As U.S. maritime operations move increasingly from oceangoing to domestic waterways, the Maritime Administration should do more to understand domestic workforce trends and support training for the inland industries, according to a new report by the General Accountability Office. 

While acknowledging the importance of the oceangoing merchant marine to the country’s national defense during wartime, the GAO said Marad must also address the needs of the domestic waterways industry. A balanced focus on both ocean and inland sectors, the report said, would make the maritime workforce better prepared for the future.

“For Marad to meet its mission to foster, promote and develop the entire U.S. merchant maritime industry, it is important that Marad study any potential problems that could arise in fulfilling U.S. national commerce objectives for both the oceangoing and domestic waterways, including whether there are sufficient number of trained mariners for all sectors of the maritime industry,” said the report, released Jan. 31.

At the request of Congress, the GAO report conducted a review of mariner training.
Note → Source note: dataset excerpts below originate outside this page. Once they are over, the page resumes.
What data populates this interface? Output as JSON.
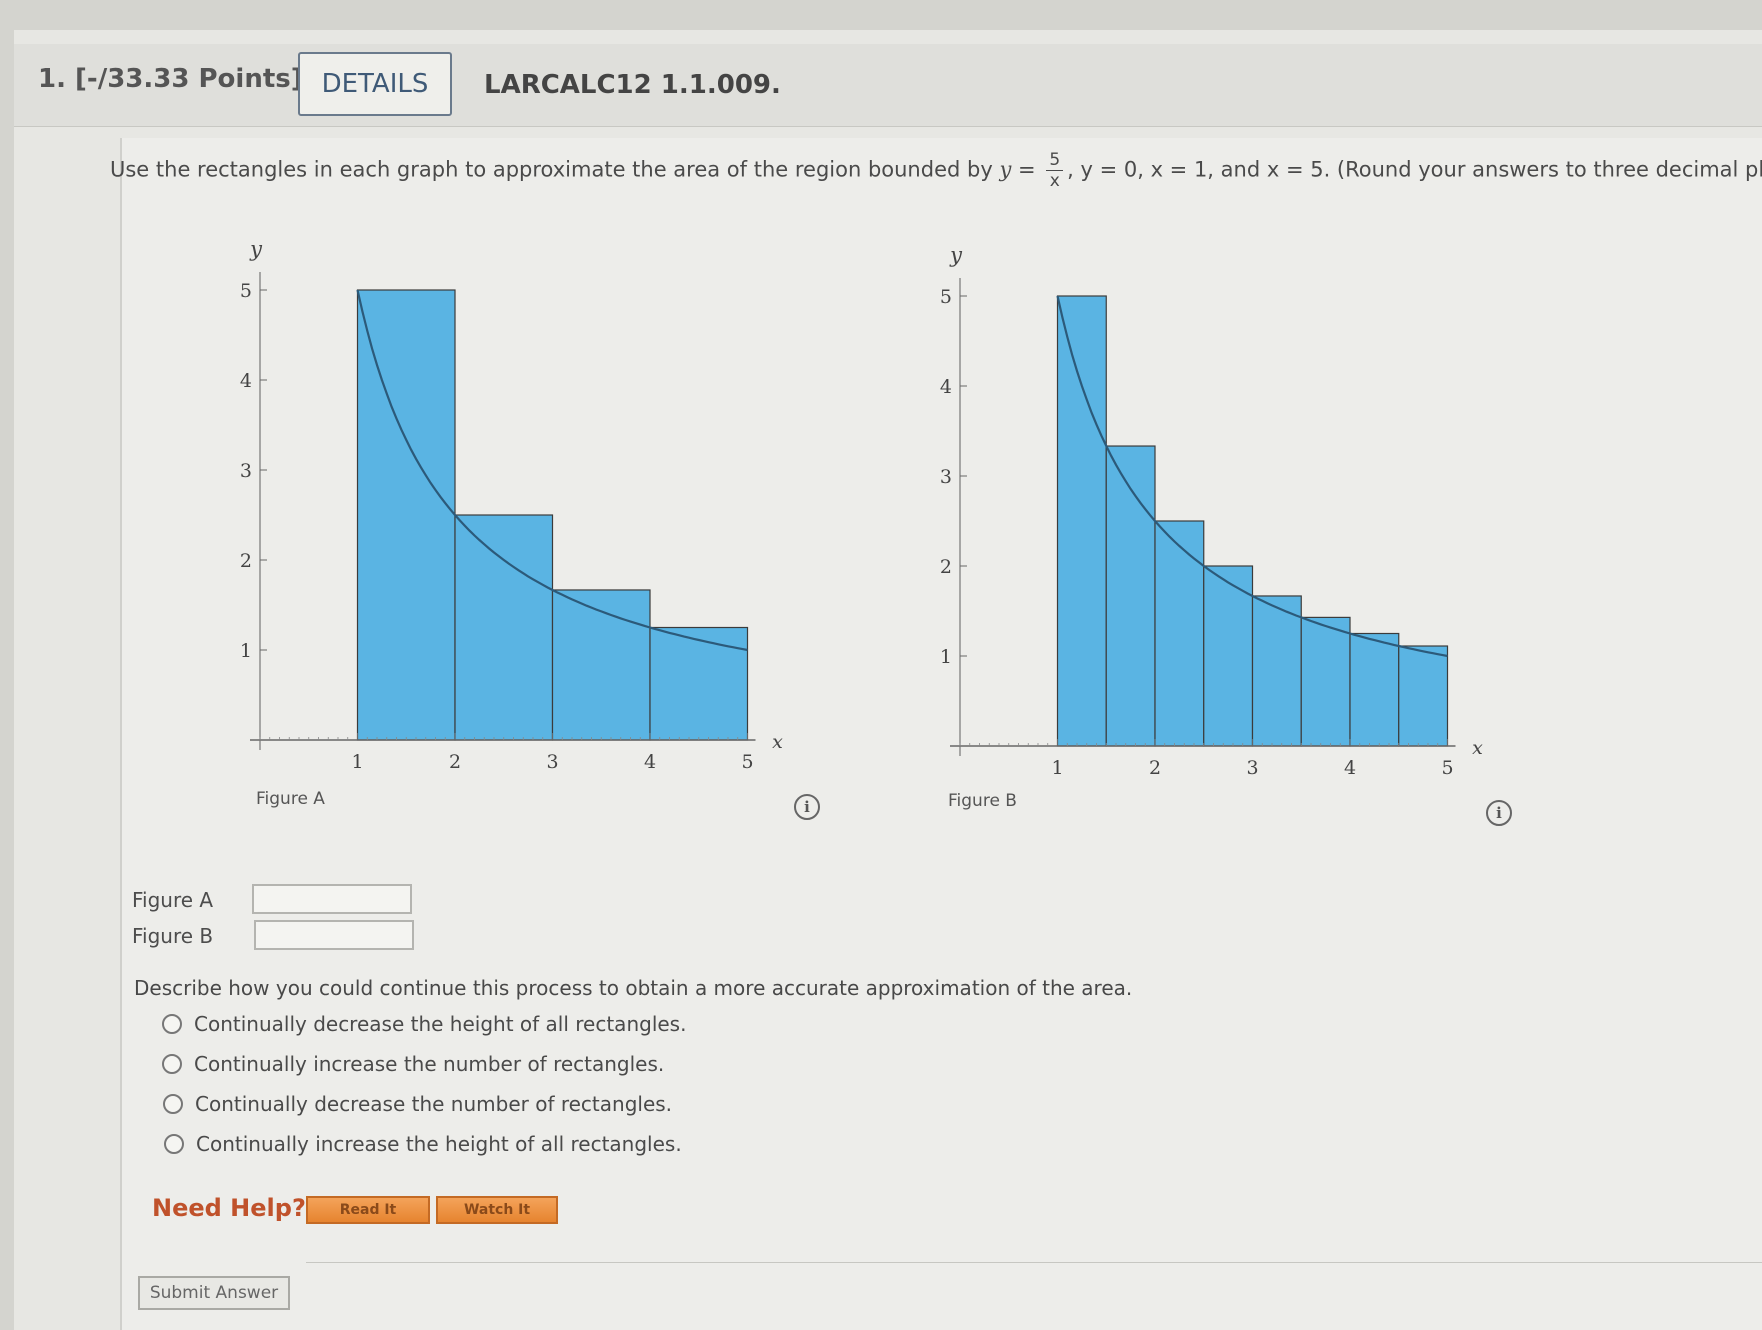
{
  "question": {
    "number": "1.",
    "points": "[-/33.33 Points]",
    "details_label": "DETAILS",
    "code": "LARCALC12 1.1.009."
  },
  "prompt": {
    "before": "Use the rectangles in each graph to approximate the area of the region bounded by",
    "y_var": "y",
    "eq": "=",
    "frac_num": "5",
    "frac_den": "x",
    "after": ", y = 0, x = 1, and x = 5. (Round your answers to three decimal places."
  },
  "figure_a": {
    "caption": "Figure A",
    "chart_data": {
      "type": "bar",
      "function": "y = 5/x",
      "x_edges": [
        1,
        2,
        3,
        4,
        5
      ],
      "values": [
        5,
        2.5,
        1.667,
        1.25
      ],
      "xlim": [
        0,
        5
      ],
      "ylim": [
        0,
        5
      ],
      "xticks": [
        "1",
        "2",
        "3",
        "4",
        "5"
      ],
      "yticks": [
        "1",
        "2",
        "3",
        "4",
        "5"
      ],
      "xlabel": "x",
      "ylabel": "y"
    }
  },
  "figure_b": {
    "caption": "Figure B",
    "chart_data": {
      "type": "bar",
      "function": "y = 5/x",
      "x_edges": [
        1,
        1.5,
        2,
        2.5,
        3,
        3.5,
        4,
        4.5,
        5
      ],
      "values": [
        5,
        3.333,
        2.5,
        2,
        1.667,
        1.429,
        1.25,
        1.111
      ],
      "xlim": [
        0,
        5
      ],
      "ylim": [
        0,
        5
      ],
      "xticks": [
        "1",
        "2",
        "3",
        "4",
        "5"
      ],
      "yticks": [
        "1",
        "2",
        "3",
        "4",
        "5"
      ],
      "xlabel": "x",
      "ylabel": "y"
    }
  },
  "colors": {
    "bar_fill": "#5ab4e3",
    "bar_stroke": "#3b3b3b",
    "curve": "#2c5a7a"
  },
  "answers": {
    "a_label": "Figure A",
    "b_label": "Figure B",
    "a_value": "",
    "b_value": ""
  },
  "describe": {
    "question": "Describe how you could continue this process to obtain a more accurate approximation of the area.",
    "options": [
      "Continually decrease the height of all rectangles.",
      "Continually increase the number of rectangles.",
      "Continually decrease the number of rectangles.",
      "Continually increase the height of all rectangles."
    ]
  },
  "help": {
    "label": "Need Help?",
    "read_it": "Read It",
    "watch_it": "Watch It"
  },
  "submit_label": "Submit Answer"
}
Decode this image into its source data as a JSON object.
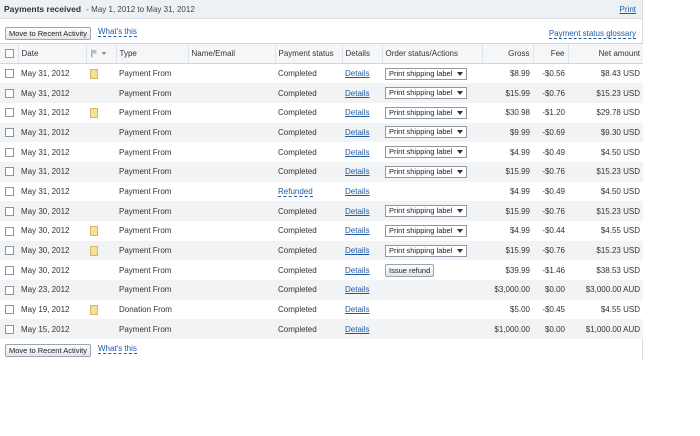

Investigators spent six months interviewing maritime stakeholders from the inland and offshore industries, as well as officials from Marad, federal and state maritime academies, maritime labor unions and private and union training schools.

Marad primarily supports the oceangoing maritime industry and its training needs through subsidies for ships available for defense and to operate the federal and state maritime academies. Officials told GAO that they haven’t focused as much on the domestic commercial marine industry because they consider efforts to support military sealift requirements a higher priority given tight budgets.

Several towing companies said they were concerned about the lack of data and studies on the domestic industry at a time when waterways transport is growing and oceangoing is declining. Meanwhile, several maritime academies said they require more information about workforce trends and industry needs, particularly in the offshore and near coastal areas, in order to better adapt their curricula.

Studies show that inland system carries more than 60 percent of U.S. grain exports, about 22 percent of domestic petroleum products and 20 percent of coal used to generate electricity. By contrast the U.S.-flag fleet of 89 privately owned bluewater vessels now carries less than 2 percent of U.S. exports and imports.

Marad told GAO investigators that it plans to do an analysis of the waterways industry, but GAO is skeptical that this can get done because “officials have not yet devoted the staff resources necessary to complete this effort and did not establish a time frame,” the report said.

GAO recommended that as part of Marad’s efforts to develop a new, national maritime strategy that the agency include a review of maritime training that identifies “how the U.S. maritime training infrastructure can better meet the needs of the domestic waterways.”

Information from both the ocean and domestic industries is essential, GAO said, to make policies and decisions that will assure the future availability of mariners to serve all industry sectors.